Under the ‘Spatial Analyst’ choose ‘Surface Analysis’ and then ‘Slope…’
Choose the ‘Input surface’ as the DEM being used (Murile_dem), and whether you would like the values in degrees of percent. Finally, choose a meaningful name for the ‘Output raster.’
In order for the cost-direction grid to avoid water bodies, we will create a new slope raster (wtrslope) where the slope raster is added to the reclassified .
Add the rasters: Mur_wtrbodies & Murile_slope and open the ‘Raster Calculator.’
Write a statement to add the Mur_wtrbodies raster to the Murile_slope raster. Give it a meaningful name. This raster name has a ‘U’ for ‘unclassified.’ In the next step we will reclassify this raster.
*Tip: Make sure there are spaces on both sides of the '=' and '+' signs.
In order to make all of the waterbodies equally costly, we want to reclassify this raster so that all values above 100, will be set to 100. Instead of using the 'reclassify' option, we will write a 'con' statement within the 'Raster Calculator.'
Write a ‘con’ statement to reclassify the ‘Mur_wtrslopeU’ raster. This statement creates a new raster, where all values greater than or equal to 100 are classified as 100.
Keep the Mur_wtrslope and Murile_slope rasters. Add the Water1_r and Vill_les20_r rasters. Because the village raster is classified into 19 different values, we will need to reclassify this raster so they all have a value of 1. Use the ‘Reclassify’ option to do this. See steps above to see how to do this.
To be ready for the least-cost analysis, your map document should look like the one below and the following three rasters will be used: reclassified villages raster (vil_les20_r2), water source 1 (Water1_r), and Mur_wtrslope. Any other files may be open if it helps to visualize the analysis.

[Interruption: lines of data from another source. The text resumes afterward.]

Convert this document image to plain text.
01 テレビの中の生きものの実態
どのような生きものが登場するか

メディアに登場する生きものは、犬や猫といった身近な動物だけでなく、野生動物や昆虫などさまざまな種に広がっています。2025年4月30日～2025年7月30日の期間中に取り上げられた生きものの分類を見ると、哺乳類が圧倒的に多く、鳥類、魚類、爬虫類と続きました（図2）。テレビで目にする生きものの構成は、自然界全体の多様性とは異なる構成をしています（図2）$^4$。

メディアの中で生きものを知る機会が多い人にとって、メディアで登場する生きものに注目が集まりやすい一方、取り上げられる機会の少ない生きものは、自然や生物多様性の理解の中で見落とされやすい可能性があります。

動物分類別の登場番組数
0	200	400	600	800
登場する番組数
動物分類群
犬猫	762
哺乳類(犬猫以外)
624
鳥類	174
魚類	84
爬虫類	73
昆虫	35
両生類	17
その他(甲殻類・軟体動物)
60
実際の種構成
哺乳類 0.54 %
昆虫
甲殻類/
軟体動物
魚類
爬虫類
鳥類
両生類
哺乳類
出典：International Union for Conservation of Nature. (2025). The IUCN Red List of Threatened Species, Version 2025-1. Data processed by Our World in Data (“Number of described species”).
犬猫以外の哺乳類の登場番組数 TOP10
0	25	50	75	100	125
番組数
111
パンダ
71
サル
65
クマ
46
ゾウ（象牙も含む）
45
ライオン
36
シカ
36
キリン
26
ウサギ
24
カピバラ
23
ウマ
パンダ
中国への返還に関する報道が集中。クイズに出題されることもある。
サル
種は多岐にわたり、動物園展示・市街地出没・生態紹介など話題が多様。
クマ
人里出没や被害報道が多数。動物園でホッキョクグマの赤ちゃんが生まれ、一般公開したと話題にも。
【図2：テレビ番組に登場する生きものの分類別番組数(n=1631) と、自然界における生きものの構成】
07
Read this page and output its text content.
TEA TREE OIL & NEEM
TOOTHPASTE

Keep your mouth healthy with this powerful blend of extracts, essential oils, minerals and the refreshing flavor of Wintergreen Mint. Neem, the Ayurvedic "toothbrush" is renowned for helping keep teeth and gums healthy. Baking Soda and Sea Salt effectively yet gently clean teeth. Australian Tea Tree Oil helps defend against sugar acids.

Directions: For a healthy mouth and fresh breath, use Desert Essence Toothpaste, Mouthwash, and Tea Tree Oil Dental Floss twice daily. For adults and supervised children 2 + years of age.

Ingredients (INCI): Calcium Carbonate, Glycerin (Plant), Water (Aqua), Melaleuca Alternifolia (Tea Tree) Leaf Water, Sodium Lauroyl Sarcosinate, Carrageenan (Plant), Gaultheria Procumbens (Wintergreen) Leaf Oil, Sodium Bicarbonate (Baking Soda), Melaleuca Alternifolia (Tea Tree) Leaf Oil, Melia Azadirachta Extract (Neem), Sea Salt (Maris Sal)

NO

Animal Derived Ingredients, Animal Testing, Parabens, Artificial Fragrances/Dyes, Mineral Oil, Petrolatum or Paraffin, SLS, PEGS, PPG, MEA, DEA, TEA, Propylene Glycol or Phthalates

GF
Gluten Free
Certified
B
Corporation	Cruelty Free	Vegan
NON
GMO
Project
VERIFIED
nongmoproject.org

First, we will created a cost-weighted distance grid for our 'source' point, the 'Water1_r' raster.
In the 'Cost Weighted' box, choose the water source (Water1_r) as the 'Distance to:' and the Mur_wtrslope as the 'Cost raster.' The direction and allocation rasters can be temporary and give the output raster a meaningful name.
After the cost direction and cost allocation grids are created, it is time to create the shortest path. Under the 'Spatial Analyst' toolbar, choose 'Distance' and 'Shortest Path.' Enter the villages raster (Vil_les20_r2) as the 'Path to:', the 'Cost distance raster' is the raster created as the direction raster in the previous step. The 'Cost direction raster' is the temporary 'direction' raster created. Choose 'For each Cell' as the 'Path type,' and finally choose a meaningful name to save your final path.
The final path created will then show up as a line vector file.